APRECIACIONES FINALES.-
No esperamos que pronto vuelva la época del Rodillo Negro y que Alianza recupere la mística que ha perdido hace años. Eso es fruto de trabajo, de gestión, de institucionalidad, y Alianza adolece de todo eso y no lo tendrá en un futuro cercano. Pero sí esperamos, es más, exigimos, que los once que salen al campo por lo menos lo dejen todo por la camiseta que defienden. Si eres futbolista profesional, lo dejas todo por el equipo por el que juegas, y si juegas en Alianza, lo dejas todo con mucha mayor razón. Ya lo dijimos muchas veces en esta tribuna, el jugar en Alianza es un privilegio pero los que juegan no se dan cuenta de ello, parecen no saberlo, peor aún, parece que aún sabiéndolo no les importa.
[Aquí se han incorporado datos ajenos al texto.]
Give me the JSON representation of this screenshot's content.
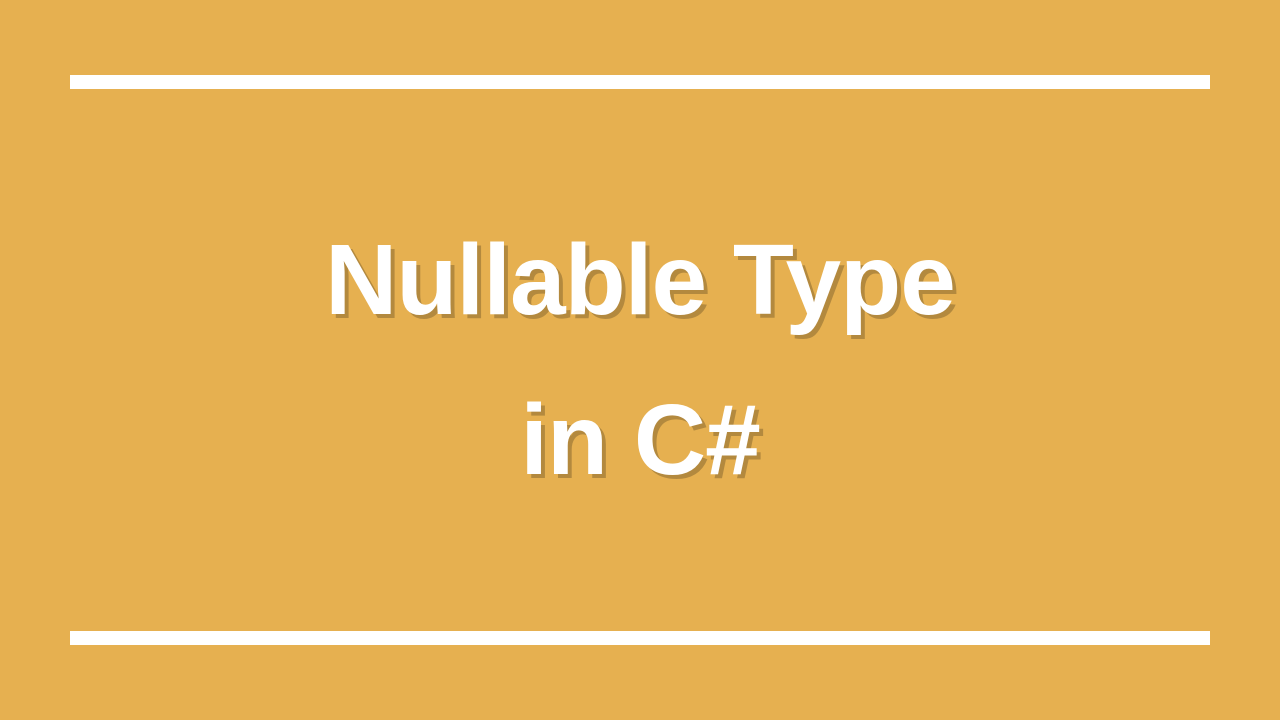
{
  "title": {
    "line1": "Nullable Type",
    "line2": "in C#"
  },
  "colors": {
    "background": "#e6b050",
    "text": "#ffffff",
    "rule": "#ffffff"
  }
}
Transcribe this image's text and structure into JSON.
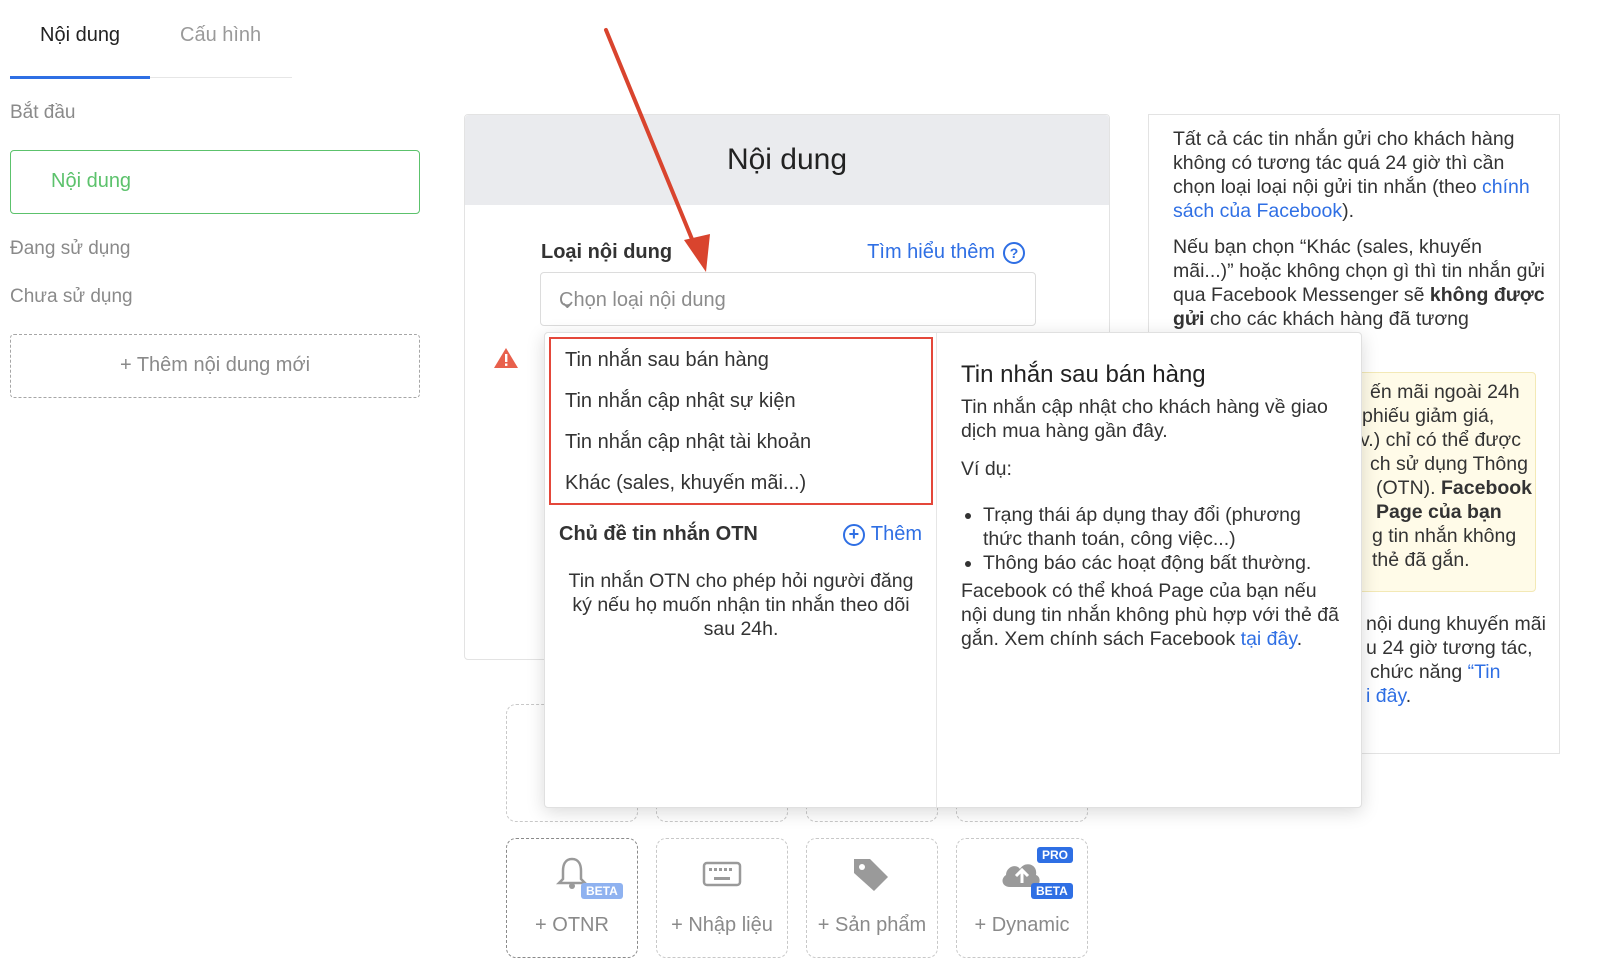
{
  "tabs": [
    {
      "label": "Nội dung",
      "active": true
    },
    {
      "label": "Cấu hình",
      "active": false
    }
  ],
  "sidebar": {
    "start_label": "Bắt đầu",
    "start_item": "Nội dung",
    "in_use_label": "Đang sử dụng",
    "unused_label": "Chưa sử dụng",
    "add_new": "+ Thêm nội dung mới"
  },
  "main": {
    "title": "Nội dung",
    "field_label": "Loại nội dung",
    "learn_more": "Tìm hiểu thêm",
    "select_placeholder": "Chọn loại nội dung"
  },
  "popup": {
    "options": [
      "Tin nhắn sau bán hàng",
      "Tin nhắn cập nhật sự kiện",
      "Tin nhắn cập nhật tài khoản",
      "Khác (sales, khuyến mãi...)"
    ],
    "otn_title": "Chủ đề tin nhắn OTN",
    "otn_add": "Thêm",
    "otn_desc": "Tin nhắn OTN cho phép hỏi người đăng ký nếu họ muốn nhận tin nhắn theo dõi sau 24h.",
    "detail_title": "Tin nhắn sau bán hàng",
    "detail_desc": "Tin nhắn cập nhật cho khách hàng về giao dịch mua hàng gần đây.",
    "example_label": "Ví dụ:",
    "examples": [
      "Trạng thái áp dụng thay đổi (phương thức thanh toán, công việc...)",
      "Thông báo các hoạt động bất thường."
    ],
    "warning_text": "Facebook có thể khoá Page của bạn nếu nội dung tin nhắn không phù hợp với thẻ đã gắn. Xem chính sách Facebook ",
    "warning_link": "tại đây",
    "warning_end": "."
  },
  "info": {
    "p1_text": "Tất cả các tin nhắn gửi cho khách hàng không có tương tác quá 24 giờ thì cần chọn loại loại nội gửi tin nhắn (theo ",
    "p1_link": "chính sách của Facebook",
    "p1_end": ").",
    "p2_text": "Nếu bạn chọn “Khác (sales, khuyến mãi...)” hoặc không chọn gì thì tin nhắn gửi qua Facebook Messenger sẽ ",
    "p2_bold": "không được gửi",
    "p2_end": " cho các khách hàng đã tương",
    "yellow_lines": [
      "ến mãi ngoài 24h",
      "phiếu giảm giá,",
      "v.) chỉ có thể được",
      "ch sử dụng Thông",
      "(OTN).",
      "Page của bạn",
      "g tin nhắn không",
      "thẻ đã gắn."
    ],
    "yellow_bold": "Facebook",
    "p3_lines": [
      "nội dung khuyến mãi",
      "u 24 giờ tương tác,",
      "chức năng "
    ],
    "p3_link1": "“Tin",
    "p3_link2": "i đây",
    "p3_end": "."
  },
  "tiles": [
    {
      "label": "+ OTNR",
      "icon": "bell-icon",
      "badges": [
        "BETA"
      ]
    },
    {
      "label": "+ Nhập liệu",
      "icon": "keyboard-icon",
      "badges": []
    },
    {
      "label": "+ Sản phẩm",
      "icon": "tags-icon",
      "badges": []
    },
    {
      "label": "+ Dynamic",
      "icon": "cloud-upload-icon",
      "badges": [
        "PRO",
        "BETA"
      ]
    }
  ],
  "colors": {
    "accent": "#2f6fe4",
    "green": "#5cc26c",
    "highlight_red": "#e4473a",
    "annotation_arrow": "#d9442e"
  }
}
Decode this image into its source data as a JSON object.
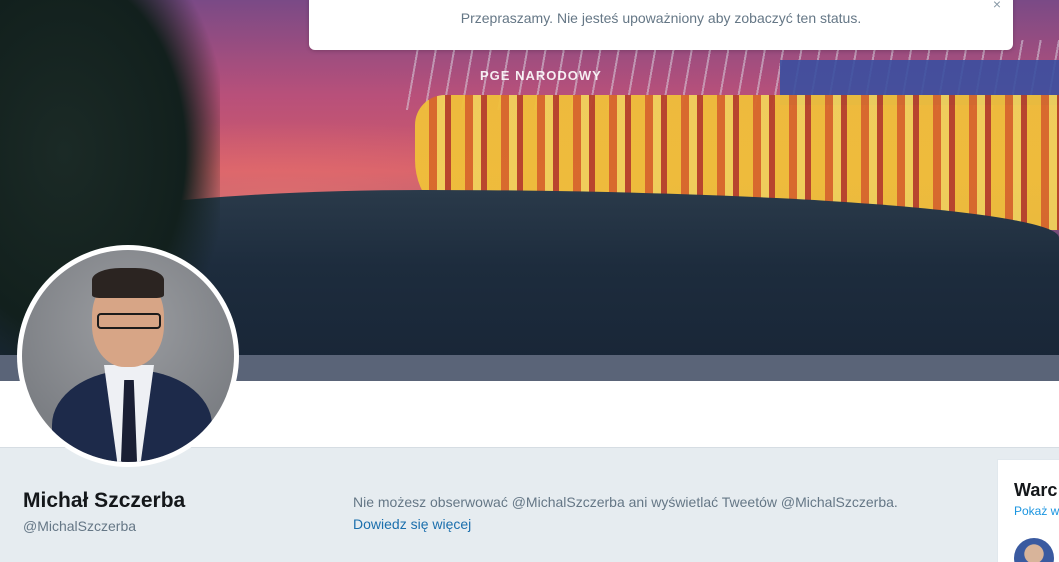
{
  "toast": {
    "message": "Przepraszamy. Nie jesteś upoważniony aby zobaczyć ten status.",
    "close_label": "×"
  },
  "banner": {
    "sign_text": "PGE NARODOWY"
  },
  "profile": {
    "name": "Michał Szczerba",
    "handle": "@MichalSzczerba",
    "protected_notice": "Nie możesz obserwować @MichalSzczerba ani wyświetlać Tweetów @MichalSzczerba.",
    "learn_more": "Dowiedz się więcej"
  },
  "right_card": {
    "title": "Warc",
    "link": "Pokaż w"
  },
  "colors": {
    "link_blue": "#1b6fad",
    "muted_text": "#657786",
    "background": "#e6ecf0"
  }
}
No aspiramos a tener un nuevo 'Mago' Valdivieso u otro 'Manguera' Villanueva que le entreguen la vida al equipo, quizás la época o las circunstancias no dan para ello (lo dejo en duda por lo pronto), pero al menos aspiramos a que los que estén se den íntegros profesionalmente hablando. No contamos con volver a presenciar jugadores identificados hasta el tuétano como Kochoy Sarmiento o José María Lavalle, pero al menos necesitamos sentir que los que nos representan lo hacen con orgullo y con conocimiento de lo mucho que para nosotros son los colores.

Una de las muchas canciones que se le han escrito el Alianza Lima pregona que '¡salen los once que llevan en la camiseta la gloria de ser aliancistas!'. ¿La habrán oído nuestros actuales jugadores? Yo creo que no. ¿Esta hinchada merece esto? ¡Estoy seguro que no, esta hinchada merece más!

PRÓXIMA CITA.-
Recibimos a Sport Huancayo en Matute (pendiente de programación oficial). No me queda duda, es la última oportunidad de salvar el Clausura (ojo, salvarlo...), perder un punto más en casa es inadmisible. Yo estaré ahí, alentando, exigiendo, puteando si es necesario, yo siempre quiero ver a Alianza campeón.